Arrange your furniture with some meaning, in groups if it is a large room. There is the group around the fire; the group around the tea table; the group around the reading table, with its glow of light, centred to draw the family together in peace and concord.
Above all things avoid “small junk.” The sins that are committed in the name of “bric-à-brac” can never be atoned for. There is no Hades big enough! And the amount of money that is spent is appalling. If you can’t have a few fine bits, preferably antique, there are many modern Chinese porcelains that are lively and full of color. Don’t be afraid of empty spaces—books, flowers, a work box, all have meaning and purpose. There never was a drawing room too fine for a lady’s work box; and what a sense of cozy human sympathy it always has—the chair beside a low table with a work box, a vase of flowers, a book. That brings us to another point. Have low tables—as many as your room will hold—without crowding, of course, and instead of cheap, utterly meaningless junk—cheap though it may have cost much actual money—have flowers, or green branches of laurel leaves or a small growing plant; and a book or magazine on a low table placed beside the chair where your family or guest may take comfort and pleasure.

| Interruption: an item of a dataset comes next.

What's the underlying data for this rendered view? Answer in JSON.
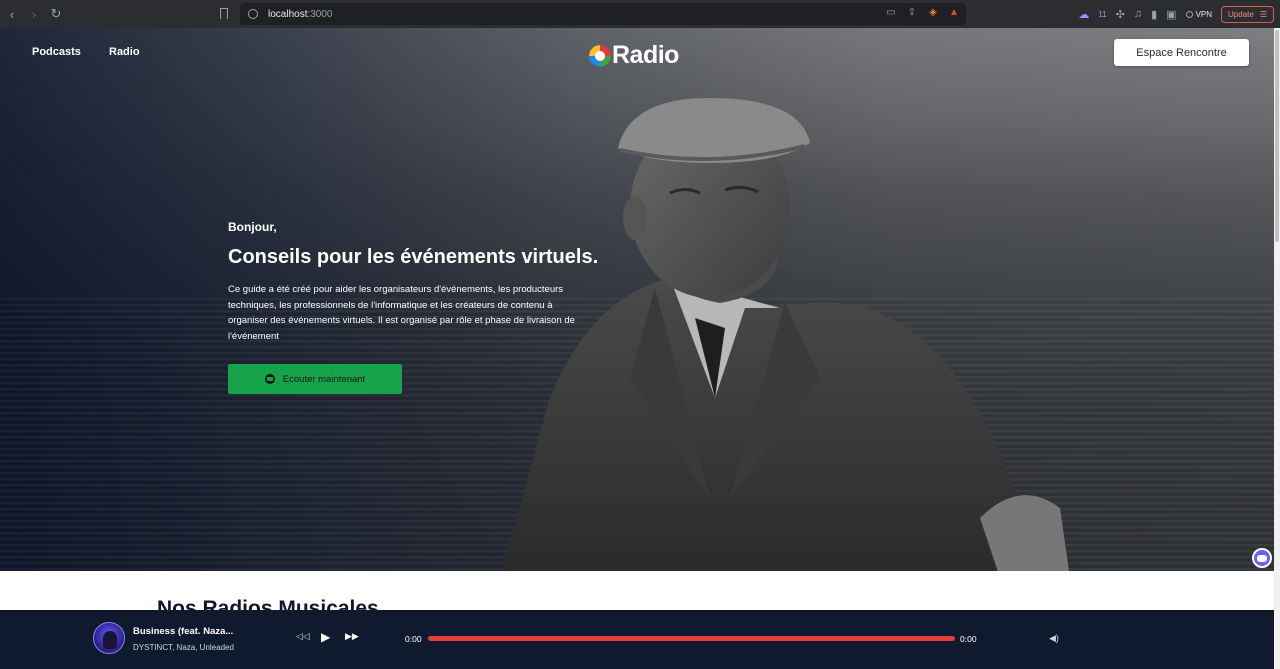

To go back to our starting point—the bungalow. Arrange any rooms on the first floor so that they do not clash, not necessarily using the same tones but as far as possible letting the colors in one room lead into another or carry on a suggestion from one to another. In other words, keep your vista so that the effect, while not being monotonous, avoids the chopped-up restless result we have when we break up our space by too many colors. Have your house restful and keep away from the temptation to put too many things about. Rather do as the Japanese—keep a lot in the closet and change them around. Have a large table with a large lamp whose shade permits a wide radius of light, so that several persons may sit within its circle. Put books and magazines and papers on the table or in little racks, for your bungalow living room is an informal room. Parchment lamp-shades are lovely in a bungalow and can be made plain with bands of color or with a design, depending on the material used for cushions, etc. Have one or two large divans with loose cushions, depending on the size of your living room. Over-stuffed pieces look much smarter and most intimate if upholstered in chintzes. If your chintz is delicate in color and design, have fitted slip covers well made with corded seams and pleated valances. Very tailored these must be—not at all the loose baggy things we put on as dust-covers in summer. The finest drawing rooms in England have these fitted slip covers, and the delicate chintzes can thus be easily cleansed.